Despite her rather dramatic proclamations of power against both Antoinette and Rochester, Christophine disappears from the novel in a rather abrupt exit. The same way Christophine subverts the subordination from the coupled narrators, she refuses to exit the physical periphery to enter the center: England. In the culmination of her fight with Rochester, Christophine proclaims, “‘Read and write I don’t know. Other things I know,’” to which her arch in the novel concludes, “She walked away without looking back” (Rhys 97). Christophine’s adamant profession of her lack of literacy—something often attributed to intelligence and knowledge—does not capture her ignorance, but rather reveals a knowledge of her own limits. By confessing to her deficit, Christophine reclaims her lack of understanding and instead propels her assertion “other things I know.” This brief yet poignant moment establishes Christophine’s certainty in her role throughout the novel, while the short syntax resonates “know” at the closing of the sentence, solidifying Christophine’s rebellious confidence. Furthermore, it asserts a sense of wisdom and understanding to her action of “walk[ing] away.” It is this definitive past tense: “she walked away” that ultimately becomes Christophine’s most powerful act of defiance. Without so much as “looking back,” she is able to refuse a physical presence once the white narrators leave for England, instead adhering to her margin as “a site one stays in, clings to even… to see and create, to imagine alternatives, new worlds” (hooks 207). Therefore, she is not driven out but rather consciously elects to leave once the novel’s setting migrates to the center in her ultimate act of defiance.

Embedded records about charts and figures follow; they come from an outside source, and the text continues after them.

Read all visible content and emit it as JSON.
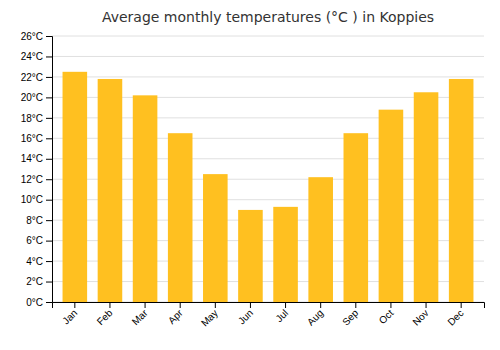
{
  "chart_data": {
    "type": "bar",
    "title": "Average monthly temperatures (°C ) in Koppies",
    "categories": [
      "Jan",
      "Feb",
      "Mar",
      "Apr",
      "May",
      "Jun",
      "Jul",
      "Aug",
      "Sep",
      "Oct",
      "Nov",
      "Dec"
    ],
    "values": [
      22.5,
      21.8,
      20.2,
      16.5,
      12.5,
      9.0,
      9.3,
      12.2,
      16.5,
      18.8,
      20.5,
      21.8
    ],
    "color": "#FFC020",
    "ylim": [
      0,
      26
    ],
    "yticks": [
      {
        "value": 0,
        "label": "0°C"
      },
      {
        "value": 2,
        "label": "2°C"
      },
      {
        "value": 4,
        "label": "4°C"
      },
      {
        "value": 6,
        "label": "6°C"
      },
      {
        "value": 8,
        "label": "8°C"
      },
      {
        "value": 10,
        "label": "10°C"
      },
      {
        "value": 12,
        "label": "12°C"
      },
      {
        "value": 14,
        "label": "14°C"
      },
      {
        "value": 16,
        "label": "16°C"
      },
      {
        "value": 18,
        "label": "18°C"
      },
      {
        "value": 20,
        "label": "20°C"
      },
      {
        "value": 22,
        "label": "22°C"
      },
      {
        "value": 24,
        "label": "24°C"
      },
      {
        "value": 26,
        "label": "26°C"
      }
    ],
    "grid": true
  }
}
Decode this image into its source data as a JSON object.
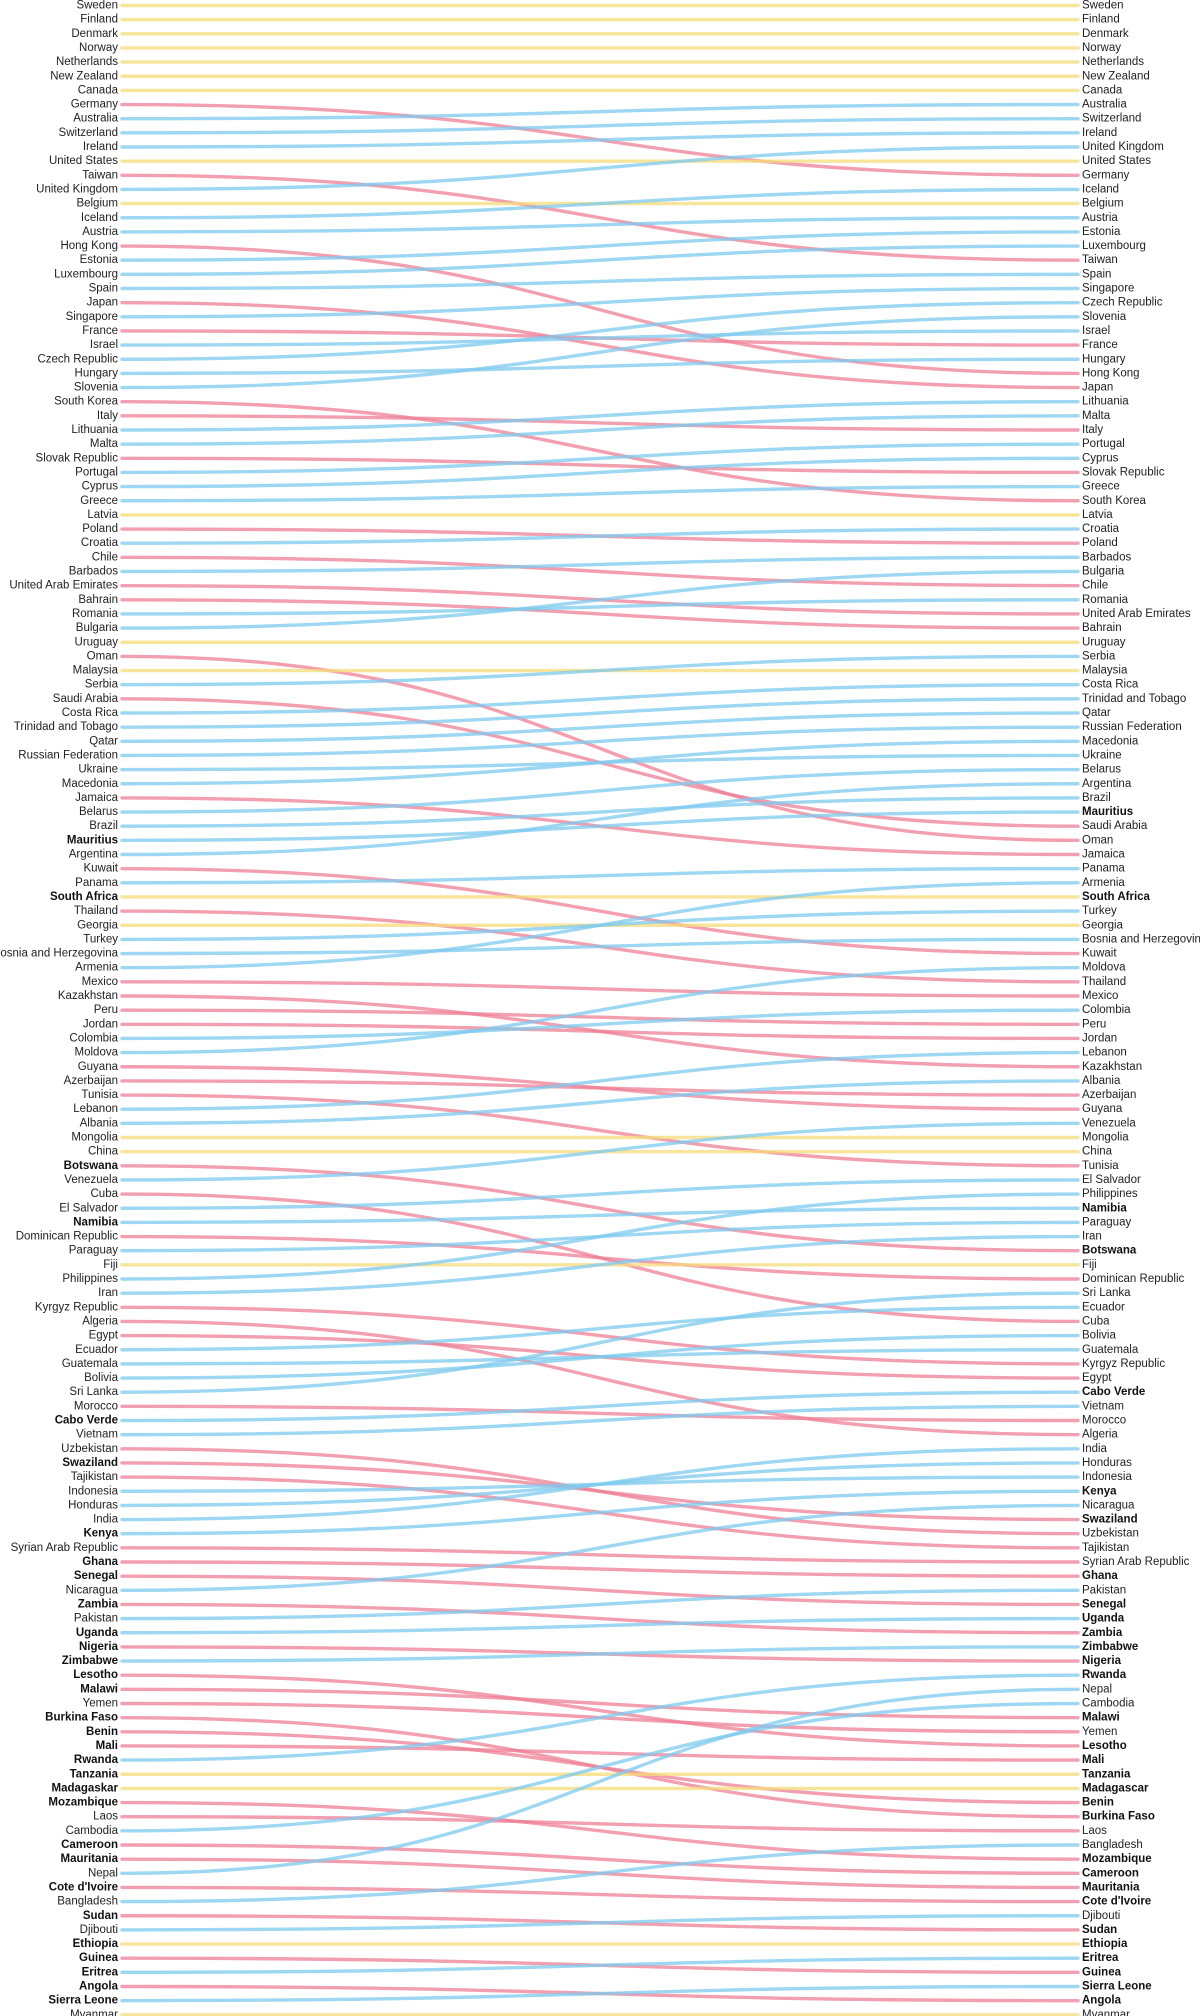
{
  "chart_data": {
    "type": "slope",
    "colors": {
      "up": "#7ec9ee",
      "down": "#ee7f95",
      "same": "#f6dc7a"
    },
    "bold": [
      "South Africa",
      "Mauritius",
      "Botswana",
      "Namibia",
      "Cabo Verde",
      "Swaziland",
      "Kenya",
      "Ghana",
      "Senegal",
      "Zambia",
      "Uganda",
      "Nigeria",
      "Zimbabwe",
      "Lesotho",
      "Malawi",
      "Burkina Faso",
      "Benin",
      "Mali",
      "Rwanda",
      "Tanzania",
      "Madagaskar",
      "Madagascar",
      "Mozambique",
      "Cameroon",
      "Mauritania",
      "Cote d'Ivoire",
      "Sudan",
      "Ethiopia",
      "Guinea",
      "Eritrea",
      "Angola",
      "Sierra Leone"
    ],
    "left": [
      "Sweden",
      "Finland",
      "Denmark",
      "Norway",
      "Netherlands",
      "New Zealand",
      "Canada",
      "Germany",
      "Australia",
      "Switzerland",
      "Ireland",
      "United States",
      "Taiwan",
      "United Kingdom",
      "Belgium",
      "Iceland",
      "Austria",
      "Hong Kong",
      "Estonia",
      "Luxembourg",
      "Spain",
      "Japan",
      "Singapore",
      "France",
      "Israel",
      "Czech Republic",
      "Hungary",
      "Slovenia",
      "South Korea",
      "Italy",
      "Lithuania",
      "Malta",
      "Slovak Republic",
      "Portugal",
      "Cyprus",
      "Greece",
      "Latvia",
      "Poland",
      "Croatia",
      "Chile",
      "Barbados",
      "United Arab Emirates",
      "Bahrain",
      "Romania",
      "Bulgaria",
      "Uruguay",
      "Oman",
      "Malaysia",
      "Serbia",
      "Saudi Arabia",
      "Costa Rica",
      "Trinidad and Tobago",
      "Qatar",
      "Russian Federation",
      "Ukraine",
      "Macedonia",
      "Jamaica",
      "Belarus",
      "Brazil",
      "Mauritius",
      "Argentina",
      "Kuwait",
      "Panama",
      "South Africa",
      "Thailand",
      "Georgia",
      "Turkey",
      "Bosnia and Herzegovina",
      "Armenia",
      "Mexico",
      "Kazakhstan",
      "Peru",
      "Jordan",
      "Colombia",
      "Moldova",
      "Guyana",
      "Azerbaijan",
      "Tunisia",
      "Lebanon",
      "Albania",
      "Mongolia",
      "China",
      "Botswana",
      "Venezuela",
      "Cuba",
      "El Salvador",
      "Namibia",
      "Dominican Republic",
      "Paraguay",
      "Fiji",
      "Philippines",
      "Iran",
      "Kyrgyz Republic",
      "Algeria",
      "Egypt",
      "Ecuador",
      "Guatemala",
      "Bolivia",
      "Sri Lanka",
      "Morocco",
      "Cabo Verde",
      "Vietnam",
      "Uzbekistan",
      "Swaziland",
      "Tajikistan",
      "Indonesia",
      "Honduras",
      "India",
      "Kenya",
      "Syrian Arab Republic",
      "Ghana",
      "Senegal",
      "Nicaragua",
      "Zambia",
      "Pakistan",
      "Uganda",
      "Nigeria",
      "Zimbabwe",
      "Lesotho",
      "Malawi",
      "Yemen",
      "Burkina Faso",
      "Benin",
      "Mali",
      "Rwanda",
      "Tanzania",
      "Madagaskar",
      "Mozambique",
      "Laos",
      "Cambodia",
      "Cameroon",
      "Mauritania",
      "Nepal",
      "Cote d'Ivoire",
      "Bangladesh",
      "Sudan",
      "Djibouti",
      "Ethiopia",
      "Guinea",
      "Eritrea",
      "Angola",
      "Sierra Leone",
      "Myanmar"
    ],
    "right": [
      "Sweden",
      "Finland",
      "Denmark",
      "Norway",
      "Netherlands",
      "New Zealand",
      "Canada",
      "Australia",
      "Switzerland",
      "Ireland",
      "United Kingdom",
      "United States",
      "Germany",
      "Iceland",
      "Belgium",
      "Austria",
      "Estonia",
      "Luxembourg",
      "Taiwan",
      "Spain",
      "Singapore",
      "Czech Republic",
      "Slovenia",
      "Israel",
      "France",
      "Hungary",
      "Hong Kong",
      "Japan",
      "Lithuania",
      "Malta",
      "Italy",
      "Portugal",
      "Cyprus",
      "Slovak Republic",
      "Greece",
      "South Korea",
      "Latvia",
      "Croatia",
      "Poland",
      "Barbados",
      "Bulgaria",
      "Chile",
      "Romania",
      "United Arab Emirates",
      "Bahrain",
      "Uruguay",
      "Serbia",
      "Malaysia",
      "Costa Rica",
      "Trinidad and Tobago",
      "Qatar",
      "Russian Federation",
      "Macedonia",
      "Ukraine",
      "Belarus",
      "Argentina",
      "Brazil",
      "Mauritius",
      "Saudi Arabia",
      "Oman",
      "Jamaica",
      "Panama",
      "Armenia",
      "South Africa",
      "Turkey",
      "Georgia",
      "Bosnia and Herzegovina",
      "Kuwait",
      "Moldova",
      "Thailand",
      "Mexico",
      "Colombia",
      "Peru",
      "Jordan",
      "Lebanon",
      "Kazakhstan",
      "Albania",
      "Azerbaijan",
      "Guyana",
      "Venezuela",
      "Mongolia",
      "China",
      "Tunisia",
      "El Salvador",
      "Philippines",
      "Namibia",
      "Paraguay",
      "Iran",
      "Botswana",
      "Fiji",
      "Dominican Republic",
      "Sri Lanka",
      "Ecuador",
      "Cuba",
      "Bolivia",
      "Guatemala",
      "Kyrgyz Republic",
      "Egypt",
      "Cabo Verde",
      "Vietnam",
      "Morocco",
      "Algeria",
      "India",
      "Honduras",
      "Indonesia",
      "Kenya",
      "Nicaragua",
      "Swaziland",
      "Uzbekistan",
      "Tajikistan",
      "Syrian Arab Republic",
      "Ghana",
      "Pakistan",
      "Senegal",
      "Uganda",
      "Zambia",
      "Zimbabwe",
      "Nigeria",
      "Rwanda",
      "Nepal",
      "Cambodia",
      "Malawi",
      "Yemen",
      "Lesotho",
      "Mali",
      "Tanzania",
      "Madagascar",
      "Benin",
      "Burkina Faso",
      "Laos",
      "Bangladesh",
      "Mozambique",
      "Cameroon",
      "Mauritania",
      "Cote d'Ivoire",
      "Djibouti",
      "Sudan",
      "Ethiopia",
      "Eritrea",
      "Guinea",
      "Sierra Leone",
      "Angola",
      "Myanmar"
    ]
  }
}
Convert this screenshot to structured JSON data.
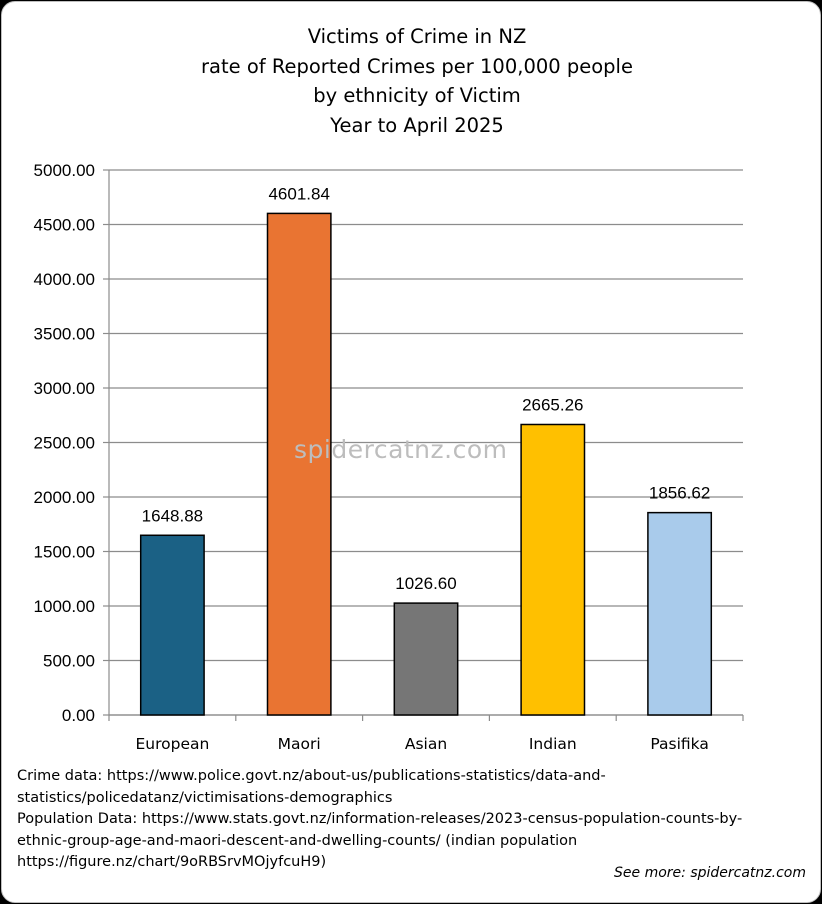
{
  "chart_data": {
    "type": "bar",
    "title_lines": [
      "Victims of Crime in NZ",
      "rate of Reported Crimes per 100,000 people",
      "by ethnicity of Victim",
      "Year to April 2025"
    ],
    "categories": [
      "European",
      "Maori",
      "Asian",
      "Indian",
      "Pasifika"
    ],
    "values": [
      1648.88,
      4601.84,
      1026.6,
      2665.26,
      1856.62
    ],
    "data_labels": [
      "1648.88",
      "4601.84",
      "1026.60",
      "2665.26",
      "1856.62"
    ],
    "colors": [
      "#1b6185",
      "#e97432",
      "#767676",
      "#ffc000",
      "#a9cbeb"
    ],
    "ylim": [
      0,
      5000
    ],
    "y_ticks": [
      "0.00",
      "500.00",
      "1000.00",
      "1500.00",
      "2000.00",
      "2500.00",
      "3000.00",
      "3500.00",
      "4000.00",
      "4500.00",
      "5000.00"
    ],
    "xlabel": "",
    "ylabel": "",
    "grid": true
  },
  "watermark": "spidercatnz.com",
  "sources": [
    "Crime data: https://www.police.govt.nz/about-us/publications-statistics/data-and-",
    "statistics/policedatanz/victimisations-demographics",
    "Population Data: https://www.stats.govt.nz/information-releases/2023-census-population-counts-by-",
    "ethnic-group-age-and-maori-descent-and-dwelling-counts/ (indian population",
    "https://figure.nz/chart/9oRBSrvMOjyfcuH9)"
  ],
  "see_more": "See more: spidercatnz.com"
}
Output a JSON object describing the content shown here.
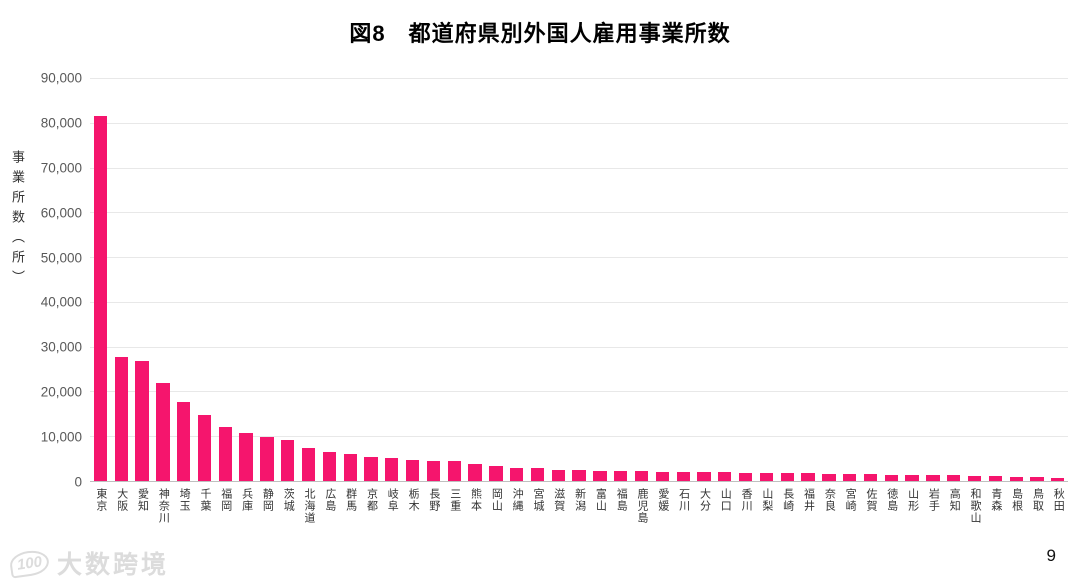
{
  "title": "図8　都道府県別外国人雇用事業所数",
  "page_number": "9",
  "watermark": {
    "logo": "100",
    "text": "大数跨境"
  },
  "colors": {
    "bar": "#F5156D",
    "grid": "#E8E8E8",
    "axis": "#BFBFBF",
    "tick_text": "#595959",
    "label_text": "#333333"
  },
  "chart_data": {
    "type": "bar",
    "title": "図8　都道府県別外国人雇用事業所数",
    "xlabel": "",
    "ylabel": "事業所数（所）",
    "ylim": [
      0,
      90000
    ],
    "ytick_interval": 10000,
    "ytick_labels": [
      "90,000",
      "80,000",
      "70,000",
      "60,000",
      "50,000",
      "40,000",
      "30,000",
      "20,000",
      "10,000",
      "0"
    ],
    "grid": "horizontal",
    "legend": "none",
    "categories": [
      "東京",
      "大阪",
      "愛知",
      "神奈川",
      "埼玉",
      "千葉",
      "福岡",
      "兵庫",
      "静岡",
      "茨城",
      "北海道",
      "広島",
      "群馬",
      "京都",
      "岐阜",
      "栃木",
      "長野",
      "三重",
      "熊本",
      "岡山",
      "沖縄",
      "宮城",
      "滋賀",
      "新潟",
      "富山",
      "福島",
      "鹿児島",
      "愛媛",
      "石川",
      "大分",
      "山口",
      "香川",
      "山梨",
      "長崎",
      "福井",
      "奈良",
      "宮崎",
      "佐賀",
      "徳島",
      "山形",
      "岩手",
      "高知",
      "和歌山",
      "青森",
      "島根",
      "鳥取",
      "秋田"
    ],
    "values": [
      81600,
      27800,
      26700,
      22000,
      17600,
      14700,
      12100,
      10800,
      9900,
      9100,
      7300,
      6400,
      6100,
      5300,
      5100,
      4600,
      4550,
      4500,
      3700,
      3400,
      3000,
      2900,
      2500,
      2450,
      2300,
      2250,
      2200,
      2100,
      2050,
      2000,
      1950,
      1900,
      1850,
      1800,
      1700,
      1650,
      1550,
      1500,
      1400,
      1350,
      1300,
      1250,
      1200,
      1150,
      1000,
      850,
      750
    ]
  }
}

Throughout Wide Sargasso Sea, the character of Christophine subverts the hegemonic powers that aim to subjugate her in order to demonstrate the capacity of passive resistance. While her outright verbal defiance of Antoinette and Rochester directly undermines capitalist and patriarchal standards, her subtle behavioral resistances illustrate the power she culminates through her own marginalization. Despite the subservient act of cleaning, she resists through language Rochester deems abhorrent, and despite the silencing moment of her exit, she voices her dissent by refusing presence once the narration reaches England. This defiance ultimately portrays the complexities that define Christophine’s suppression, highlighting her disruption of colonial powers and her use of the margin as a site of rebellious discourse.